Originally published on November 19, 2019:

I’m a straight, single, cisgender woman who has been dating in New York for 5 years.

Send help.

But because I believe in the importance of turning my experiences into something useful for others, here’s an insight for single men looking to meet someone special, even if you define “special” as “for the next 3 hours.”

Guys I’ve dated have fallen into 1 of 2 categories:

Men Who Want More Money

Guys who’d love a major windfall—or at least a 15% raise, where 95% of people live. They want nicer things, a safety net, a bigger place, and the ability to go to fancier places. They want, perhaps, to feel more valued at work. At the root is self-consciousness about how much they make—and how can you blame them? We’ve sadly drilled into the collective consciousness that income is roughly equal to a male’s worth as a human being, just as we’ve come to the way that women have been conditioned to prioritize their appearance.

Men Who Know That They Have Lots of Money

If they don’t live in Obviously Expensive Buildings, they’re in Amazing Places inside more modest buildings.

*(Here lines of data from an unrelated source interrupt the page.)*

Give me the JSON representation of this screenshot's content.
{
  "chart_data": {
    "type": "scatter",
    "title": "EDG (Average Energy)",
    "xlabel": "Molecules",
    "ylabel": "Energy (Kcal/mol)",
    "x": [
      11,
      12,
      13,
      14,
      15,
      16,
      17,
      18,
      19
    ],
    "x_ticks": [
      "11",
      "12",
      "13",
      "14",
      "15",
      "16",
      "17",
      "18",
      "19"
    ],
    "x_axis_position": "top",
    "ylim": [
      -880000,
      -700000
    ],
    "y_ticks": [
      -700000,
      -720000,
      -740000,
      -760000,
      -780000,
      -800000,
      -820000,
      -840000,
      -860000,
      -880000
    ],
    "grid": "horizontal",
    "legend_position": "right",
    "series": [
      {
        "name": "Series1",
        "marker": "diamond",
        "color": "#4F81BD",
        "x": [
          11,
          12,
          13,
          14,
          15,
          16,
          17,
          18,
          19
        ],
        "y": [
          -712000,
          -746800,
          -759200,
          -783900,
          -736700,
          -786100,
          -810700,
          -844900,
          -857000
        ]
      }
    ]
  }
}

Maybe they’ve come to this level of comfort another way—by birth, upbringing, schooling, surname, associations.

Socioeconomic class is revealed in the obvious cues: job/title, their relationship to work, their level of autonomy at work, what they tend to notice, and what they get stressed out about. Other cues are more subtle—think of body language, posture, speaking ability, physique, clothes/shoes (brand, coordination, upkeep, how well they’re tailored), accessories (think of watches and belts and cuff links), and even their haircut.

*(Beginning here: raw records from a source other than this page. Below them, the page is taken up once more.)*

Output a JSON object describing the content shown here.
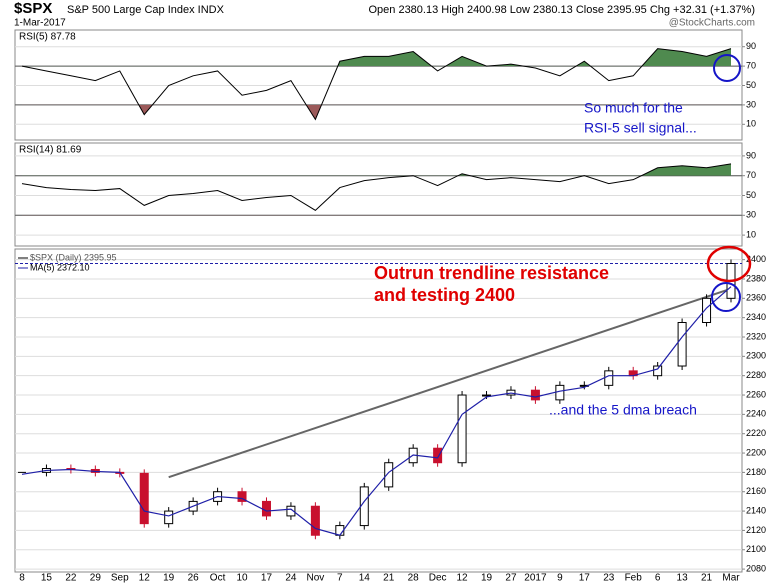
{
  "header": {
    "title": "$SPX",
    "subtitle": "S&P 500 Large Cap Index INDX",
    "date": "1-Mar-2017",
    "stats": "Open 2380.13 High 2400.98 Low 2380.13 Close 2395.95 Chg +32.31 (+1.37%)",
    "credit": "@StockCharts.com"
  },
  "chart_data": [
    {
      "type": "line",
      "title": "RSI(5) 87.78",
      "color": "#000000",
      "up_color": "#4f8a4f",
      "down_color": "#9c5a5a",
      "values": [
        70,
        65,
        60,
        55,
        65,
        20,
        50,
        60,
        65,
        40,
        45,
        55,
        15,
        75,
        80,
        80,
        85,
        65,
        80,
        70,
        72,
        68,
        60,
        75,
        55,
        60,
        88,
        85,
        80,
        88
      ],
      "ylim": [
        0,
        100
      ],
      "yticks": [
        10,
        30,
        50,
        70,
        90
      ],
      "overbought": 70,
      "oversold": 30,
      "annotation": [
        "So much for the",
        "RSI-5 sell signal..."
      ]
    },
    {
      "type": "line",
      "title": "RSI(14) 81.69",
      "color": "#000000",
      "up_color": "#4f8a4f",
      "down_color": "#9c5a5a",
      "values": [
        62,
        58,
        56,
        55,
        57,
        40,
        50,
        52,
        55,
        45,
        48,
        50,
        35,
        58,
        65,
        68,
        70,
        60,
        72,
        66,
        68,
        66,
        64,
        70,
        62,
        66,
        78,
        80,
        78,
        82
      ],
      "ylim": [
        0,
        100
      ],
      "yticks": [
        10,
        30,
        50,
        70,
        90
      ],
      "overbought": 70,
      "oversold": 30
    },
    {
      "type": "candlestick",
      "categories": [
        "8",
        "15",
        "22",
        "29",
        "Sep",
        "12",
        "19",
        "26",
        "Oct",
        "10",
        "17",
        "24",
        "Nov",
        "7",
        "14",
        "21",
        "28",
        "Dec",
        "12",
        "19",
        "27",
        "2017",
        "9",
        "17",
        "23",
        "Feb",
        "6",
        "13",
        "21",
        "Mar"
      ],
      "series": [
        {
          "name": "$SPX (Daily) 2395.95",
          "color": "#000000",
          "down_color": "#c8102e",
          "values": [
            2180,
            2184,
            2183,
            2180,
            2179,
            2127,
            2140,
            2150,
            2160,
            2150,
            2135,
            2145,
            2115,
            2125,
            2165,
            2190,
            2205,
            2190,
            2260,
            2260,
            2265,
            2255,
            2270,
            2270,
            2285,
            2280,
            2290,
            2335,
            2360,
            2396
          ]
        },
        {
          "name": "MA(5) 2372.10",
          "color": "#1f1fa8",
          "values": [
            2178,
            2182,
            2183,
            2181,
            2180,
            2140,
            2135,
            2145,
            2155,
            2153,
            2140,
            2142,
            2122,
            2115,
            2150,
            2180,
            2198,
            2195,
            2240,
            2258,
            2262,
            2258,
            2264,
            2268,
            2280,
            2280,
            2287,
            2320,
            2350,
            2372
          ]
        }
      ],
      "ylim": [
        2077,
        2411
      ],
      "yticks": [
        2080,
        2100,
        2120,
        2140,
        2160,
        2180,
        2200,
        2220,
        2240,
        2260,
        2280,
        2300,
        2320,
        2340,
        2360,
        2380,
        2400
      ],
      "trendline": {
        "x": [
          "19",
          "Mar"
        ],
        "y": [
          2175,
          2370
        ]
      },
      "annotations": [
        {
          "lines": [
            "Outrun trendline resistance",
            "and testing 2400"
          ],
          "color": "#e00000"
        },
        {
          "lines": [
            "...and the 5 dma breach"
          ],
          "color": "#1515c8"
        }
      ]
    }
  ]
}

When guys who know that they’re rich are dating, deep down, they tend to be paranoid that women only want them for their money or connections.

Imagine yourself as a billionaire, for a second: 99% of the people around you on a daily basis are explicitly around you for your money. They’re the employees, people you’ve hired, subjects of business deals, clerks and servers and drivers. People you contract out and hire will charge as much as humanly possible. Family members whose ability to pay their mortgage or maintain a vacation home requires staying on your good side. How can you not get paranoid after a while?

It reminds me of rule #6, in If Life is a Game, These Are the Rules:

“‘There’ is no better than ‘here.’ When your there has become your here, you will simply obtain another there that will again look better than here.”

From the book, If Life is a Game, These are the Rules by Cherie Carter-Scott

So here’s what I wish that ALL guys—especially those dating and peacocking in the ever salary-conscious city of New York—knew. What’s more important/attractive than you what you have is your relationship to what you have.

The worst and most uncomfortable outings are with the overly self-conscious, the apologetic, the people who are constantly comparing themselves to the ghost in the room, needlessly stressing themselves out.

People are less interested in what you have, and more interested in how comfortable you are with yourself.

It’s not how much you have. It’s the difference between what you have and what you spend. If you have more than you spend, you’re rich. If you spend more than you have, you’re not. If you live cheaply, it’s easy to be free.